Пиццамано повернулся к Доменико. Его молчание казалось отцу странным.

— А ты что скажешь?

— Что этот вопрос должна решить Изотта.

— Конечно, конечно. Последнее слово остается за ней. Но если она не будет против выйти замуж так скоро, то, значит, договариваемся на Пасху.

В это время дверь открылась. На пороге стояла Изотта.

— У вас секреты или можно войти? — спросила она.

— Заходи, заходи, дитя мое, — ответил ее отец. — У нас тут как раз вопрос, который ты должна решить.

Вендрамин вскочил на ноги и приветствовал ее.

Она тихо и плавно приблизилась, со спокойной грацией во всех своих движениях.

— А, Леонардо! — сказала она. — Мне сообщили, что вы пришли. Вы так давно не были у нас, что мы уже начали беспокоиться.

— Одно это возмещает все неудобства плохого самочувствия, — ответил он, поцеловав ее руку.

— Мы гадали, что могло с вами случиться, — с вами и с Марком. Вы исчезли в одно и то же время.

Он посмотрел на нее с подозрением, но она ответила ему прямым взглядом и даже слегка улыбалась. Он решил, что она никак не может знать о смерти Мелвилла.

Тут его внимание отвлек Доменико.

— Как раз перед приходом Леонардо я тоже говорил о странности этого совпадения, — заметил капитан. Лицо его при этом было таким же невозмутимым, как у его сестры.

— Боюсь, что мы его больше не увидим, как это ни печально, — вздохнул Вендрамин. — По дороге сюда я зашел в «Гостиницу мечей» справиться о нем, и мне сказали, что он исчез, — произнес он мрачным тоном. — Не знаю, то ли его арестовали, то ли он бежал из Венеции, опасаясь ареста.

— Могу сообщить вам, что он не арестован, — сказал граф.

Еще более неожиданным было сообщение Доменико:

— А я могу добавить, что он не бежал.

Но поистине ошеломляющим было то, что сказала Изотта:

— А я могу добавить, что он и не умер, как вы полагаете.

Граф переводил удивленный взгляд с одного из своих детей на другого. Он чувствовал в их словах какой-то непонятный для него подтекст. Вендрамин тоже его почувствовал. Известие о том, что Мелвилл жив, явилось для него шоком, как и форма, в которой оно было преподнесено. Но он не мог идти на попятную, не выяснив, что же кроется за всем этим, и задал вопрос, который напрашивался:

— Почему же я должен так полагать?

— Разве вы со своими молодчиками не были убеждены в этом, когда оставили его на Корте-дель-Кавалло во вторник вечером на прошлой неделе?

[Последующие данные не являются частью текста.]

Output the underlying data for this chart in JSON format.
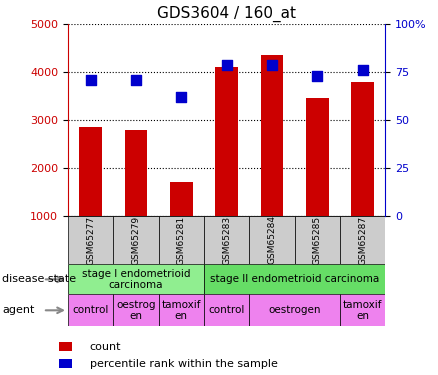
{
  "title": "GDS3604 / 160_at",
  "samples": [
    "GSM65277",
    "GSM65279",
    "GSM65281",
    "GSM65283",
    "GSM65284",
    "GSM65285",
    "GSM65287"
  ],
  "counts": [
    2850,
    2800,
    1700,
    4100,
    4350,
    3450,
    3800
  ],
  "percentiles": [
    71,
    71,
    62,
    79,
    79,
    73,
    76
  ],
  "ylim_left": [
    1000,
    5000
  ],
  "ylim_right": [
    0,
    100
  ],
  "yticks_left": [
    1000,
    2000,
    3000,
    4000,
    5000
  ],
  "yticks_right": [
    0,
    25,
    50,
    75,
    100
  ],
  "bar_color": "#cc0000",
  "dot_color": "#0000cc",
  "disease_state_row": [
    {
      "label": "stage I endometrioid\ncarcinoma",
      "start": 0,
      "end": 3,
      "color": "#90ee90"
    },
    {
      "label": "stage II endometrioid carcinoma",
      "start": 3,
      "end": 7,
      "color": "#66dd66"
    }
  ],
  "agent_row": [
    {
      "label": "control",
      "start": 0,
      "end": 1,
      "color": "#ee82ee"
    },
    {
      "label": "oestrog\nen",
      "start": 1,
      "end": 2,
      "color": "#ee82ee"
    },
    {
      "label": "tamoxif\nen",
      "start": 2,
      "end": 3,
      "color": "#ee82ee"
    },
    {
      "label": "control",
      "start": 3,
      "end": 4,
      "color": "#ee82ee"
    },
    {
      "label": "oestrogen",
      "start": 4,
      "end": 6,
      "color": "#ee82ee"
    },
    {
      "label": "tamoxif\nen",
      "start": 6,
      "end": 7,
      "color": "#ee82ee"
    }
  ],
  "left_label_disease": "disease state",
  "left_label_agent": "agent",
  "legend_count": "count",
  "legend_percentile": "percentile rank within the sample",
  "tick_label_color_left": "#cc0000",
  "tick_label_color_right": "#0000cc",
  "bar_width": 0.5,
  "dot_size": 55,
  "sample_box_color": "#cccccc",
  "arrow_color": "#888888"
}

Вендрамин вытаращил глаза, он был потрясен. Но это поразило бы и любого невиновного на его месте, как поразило и графа.

— Дорогая Изотта! Что вам такое наговорили? С какой стати я буду пятнать свою репутацию такими сомнительными приемами? Я вполне способен защитить свою честь в открытом поединке, как, я думаю, достаточно хорошо известно. — Он намекал на свою репутацию искусного фехтовальщика.